Dallin H. Oaks in his book "Life's Lessons Learned" tells about his childhood years. For two of those years he lived with his grandparents and worked on their farm for five years. He tells of the influence of his grandmother who would tell him stories of her pioneer ancestors who had lived in Castle Dale, Utah. It tells us of his link to Mt. Pleasant and the Seely Family. I quote: "When she (his grandmother) was six and a half years old, her father, Abinadi Olsen, received a mission call from "Box B" in Salt Lake City. He was called to preach and teach in the Samoan islands, a place so unknown and far away from Castle Dale that his pioneer mother knit him pairs of heavy wool socks to wear on his mission. In January 1895, Abinadi obediently left his wife and four children, my grandmother, being the eldest. During his absence of three and a half years, his faithful wife, Hannah, my grandmother's mother labored as a school janitor, house cleaner, and dressmaker to support him and their family"..
"Hannah's cheerful obedience to a prophets's call was inborn. Her parents, Orange and Hanna Olsson Seely, had done the same. In 1877, they were happily established in Mount Pleasant, Utah where Orange was serving as a bishop and where their industry had earned them what Hanna later described as the finest home in Mount Pleasant. Then President Brigham Young called for leaders to go east over the mountains to colonize what is now Emery County, at that time barren and unpromising.

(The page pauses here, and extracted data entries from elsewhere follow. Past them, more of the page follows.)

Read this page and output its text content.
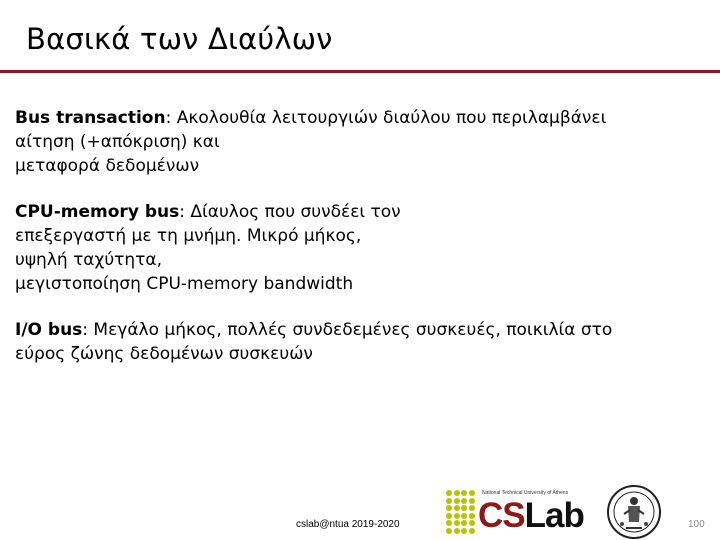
Βασικά των Διαύλων

Bus transaction: Ακολουθία λειτουργιών διαύλου που περιλαμβάνει
αίτηση (+απόκριση) και
μεταφορά δεδομένων

CPU-memory bus: Δίαυλος που συνδέει τον
επεξεργαστή με τη μνήμη. Μικρό μήκος,
υψηλή ταχύτητα,
μεγιστοποίηση CPU-memory bandwidth

I/O bus: Μεγάλο μήκος, πολλές συνδεδεμένες συσκευές, ποικιλία στο
εύρος ζώνης δεδομένων συσκευών

cslab@ntua 2019-2020
National Technical University of Athens
CSLab	100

Obediently, Orange and a pioneering party set forth over the mountain in October 1877. Two years later, Orange moved Hannah and their seven children, then ages one to sixteen, constructing their own wagon road as they struggled up the steep canyon. They spent their first year in a one-room log cabin with a dirt floor. Many years later, toward the end of her long life, Hannah wrote:
"The first time I ever swore was when we landed here. I said, 'Damn a man that would fetch a woman to such a God forsaken country.'"
"Some may wonder why I find those words so faith promoting. They speak to me of a great-great-grandmother who did not deny her very moral emotions but nevertheless went forward in obedience to do what she was called to do. She and her husband, who gave long and honored service in the Church community, and state legislature, are great examples of the fruits of obedience to priesthood direction."